Carlson was an all-rounder who played for Queensland between 1969–70 and 1980–81. He played two Test matches for Australia v England in 1978–79 Ashes series and five One Day Internationals against the same opponents. He was called up by Australia when most of their regular first-choice players were playing in World Series Cricket.
Carlson took 2 Test wickets and 2 ODI wickets.Graham Gooch was his most popular victim. He dismissed him once in Tests (50% of wickets) and he got him out twice in ODI (100%).
Former Australian selector John Benaud criticised the Test selection of Carlson, supposedly as an allrounder but whose "slow, gentle mediums" and batting ability at number six was not what Australian captain Graham Yallop needed.
Carlson made his first class debut for Queensland when he was only 18, as a batsman. He scored 85 in his second game and began bowling as a back up bowler. He scored his first century in 1971-72 - the same season saw him pick up his first five wicket haul.
In 1973 he played a season of cricket in the Lancashire League for Bacup. He scored 686 runs and took 64 wickets.
In 1977/78 Carlson scored 103 against South Australia. He later made 107 against Western Australia.
In April 1978 he and Ian Brayshaw represented Australia at the international indoor double wicket competition in England.
Some strong performances at the beginning of the 1978-79 season saw Carlson picked in Australia's side for the first test. He was made 12th man for that and the second test. He was dropped for the third test in favour of Alan Border, although was kept on to play a one day international.
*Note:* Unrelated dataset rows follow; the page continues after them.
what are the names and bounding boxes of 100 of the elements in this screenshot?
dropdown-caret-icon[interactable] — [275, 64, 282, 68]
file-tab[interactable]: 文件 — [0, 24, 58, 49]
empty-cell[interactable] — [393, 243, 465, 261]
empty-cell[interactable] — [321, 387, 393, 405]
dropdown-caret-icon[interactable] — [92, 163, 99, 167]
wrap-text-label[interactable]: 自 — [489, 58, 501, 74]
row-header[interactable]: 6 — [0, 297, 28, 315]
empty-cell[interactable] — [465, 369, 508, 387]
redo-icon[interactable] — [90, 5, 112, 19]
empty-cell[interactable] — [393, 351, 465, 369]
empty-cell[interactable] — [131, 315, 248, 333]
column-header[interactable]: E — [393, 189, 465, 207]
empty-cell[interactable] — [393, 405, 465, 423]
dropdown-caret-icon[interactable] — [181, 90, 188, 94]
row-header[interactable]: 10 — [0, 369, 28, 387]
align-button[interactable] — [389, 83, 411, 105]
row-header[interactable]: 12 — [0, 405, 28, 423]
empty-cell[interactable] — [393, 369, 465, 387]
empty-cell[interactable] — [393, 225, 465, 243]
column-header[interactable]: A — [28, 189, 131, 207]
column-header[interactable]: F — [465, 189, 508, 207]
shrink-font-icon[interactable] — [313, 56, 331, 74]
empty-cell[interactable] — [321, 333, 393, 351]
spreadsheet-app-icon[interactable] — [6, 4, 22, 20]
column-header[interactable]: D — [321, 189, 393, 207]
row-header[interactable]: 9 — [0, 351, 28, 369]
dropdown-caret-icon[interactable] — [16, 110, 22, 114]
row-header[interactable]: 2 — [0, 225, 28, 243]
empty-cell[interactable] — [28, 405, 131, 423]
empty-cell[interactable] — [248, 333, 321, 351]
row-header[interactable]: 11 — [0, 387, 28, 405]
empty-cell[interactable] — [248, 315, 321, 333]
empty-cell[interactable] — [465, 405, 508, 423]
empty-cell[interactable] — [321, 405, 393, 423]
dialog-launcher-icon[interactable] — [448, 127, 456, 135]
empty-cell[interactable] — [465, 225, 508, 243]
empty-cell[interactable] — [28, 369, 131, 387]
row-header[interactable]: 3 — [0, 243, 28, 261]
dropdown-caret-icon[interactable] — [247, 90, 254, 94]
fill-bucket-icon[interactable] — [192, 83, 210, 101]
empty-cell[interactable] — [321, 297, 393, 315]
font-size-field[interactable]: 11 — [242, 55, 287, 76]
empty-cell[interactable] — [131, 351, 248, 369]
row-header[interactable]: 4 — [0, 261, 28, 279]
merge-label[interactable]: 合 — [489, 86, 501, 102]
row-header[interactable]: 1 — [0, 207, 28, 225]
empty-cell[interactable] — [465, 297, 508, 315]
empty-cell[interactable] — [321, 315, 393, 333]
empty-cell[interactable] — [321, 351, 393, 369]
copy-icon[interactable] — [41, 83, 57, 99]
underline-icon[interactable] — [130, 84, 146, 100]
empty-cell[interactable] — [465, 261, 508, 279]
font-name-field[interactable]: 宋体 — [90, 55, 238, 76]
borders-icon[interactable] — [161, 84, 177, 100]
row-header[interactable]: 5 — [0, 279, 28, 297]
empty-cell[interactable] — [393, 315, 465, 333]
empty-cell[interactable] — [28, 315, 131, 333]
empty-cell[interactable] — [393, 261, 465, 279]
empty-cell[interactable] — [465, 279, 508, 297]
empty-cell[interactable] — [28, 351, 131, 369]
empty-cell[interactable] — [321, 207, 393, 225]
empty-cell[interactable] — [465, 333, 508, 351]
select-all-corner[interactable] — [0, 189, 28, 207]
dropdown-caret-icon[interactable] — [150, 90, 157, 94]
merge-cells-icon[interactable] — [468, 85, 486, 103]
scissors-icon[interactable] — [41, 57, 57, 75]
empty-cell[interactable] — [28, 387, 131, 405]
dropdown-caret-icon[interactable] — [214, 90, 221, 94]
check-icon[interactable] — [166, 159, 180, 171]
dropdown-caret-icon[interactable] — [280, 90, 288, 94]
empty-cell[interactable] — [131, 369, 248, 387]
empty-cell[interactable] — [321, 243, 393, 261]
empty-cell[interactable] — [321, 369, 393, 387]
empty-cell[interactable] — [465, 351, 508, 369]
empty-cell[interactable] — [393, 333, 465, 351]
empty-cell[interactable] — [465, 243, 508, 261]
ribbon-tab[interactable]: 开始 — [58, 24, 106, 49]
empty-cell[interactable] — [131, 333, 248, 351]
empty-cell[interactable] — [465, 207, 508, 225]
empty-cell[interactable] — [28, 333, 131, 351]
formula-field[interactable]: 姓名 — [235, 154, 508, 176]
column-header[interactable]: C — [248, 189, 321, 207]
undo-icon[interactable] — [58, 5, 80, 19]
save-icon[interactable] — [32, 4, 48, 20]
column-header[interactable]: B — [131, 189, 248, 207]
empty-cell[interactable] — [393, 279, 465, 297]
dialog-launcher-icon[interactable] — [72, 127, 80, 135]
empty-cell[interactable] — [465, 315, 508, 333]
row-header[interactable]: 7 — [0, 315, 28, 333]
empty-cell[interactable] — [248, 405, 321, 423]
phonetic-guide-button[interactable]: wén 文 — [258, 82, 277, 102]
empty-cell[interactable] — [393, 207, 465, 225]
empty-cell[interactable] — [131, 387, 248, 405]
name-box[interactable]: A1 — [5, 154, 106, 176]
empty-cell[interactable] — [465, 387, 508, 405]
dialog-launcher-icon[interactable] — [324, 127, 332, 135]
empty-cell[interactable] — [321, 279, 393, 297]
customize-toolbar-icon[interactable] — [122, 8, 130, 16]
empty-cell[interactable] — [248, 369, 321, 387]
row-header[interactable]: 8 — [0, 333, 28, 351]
Carlson then scored a century and took ten wickets in a game against New South Wales. He followed this with 88 against South Australia. He was recalled to the Australian side for the fifth test, replacing Geoff Dymock. He performed poorly in two tests.
For Queensland, he took five wickets in a first class game five times, with one ten wicket call. He also took a five wicket haul in a one day game. He is the only Queenslander to score a century and take ten wickets in a match. This feat was achieved against New South Wales in 1978-79, the season where Carlson hit his peak, scoring 545 runs and taking 31 wickets.
Carlson was not able to go on the 1979 World Cup.
After cricket, he was well placed to help struggling local farmers who were looking to sell their farms; he sold nine in nine months, moved back to Brisbane with his wife & four children and into the world of property & property development. For the past 15 years he has been on the board of the Queensland Cricketer's Club, a treasured outlet whose members used to be housed behind the bowler's arm at the old Gabba, yet are no less enthusiastic in their camaraderie from behind glass high above mid-wicket. At 47 he was diagnosed with type 1 diabetes.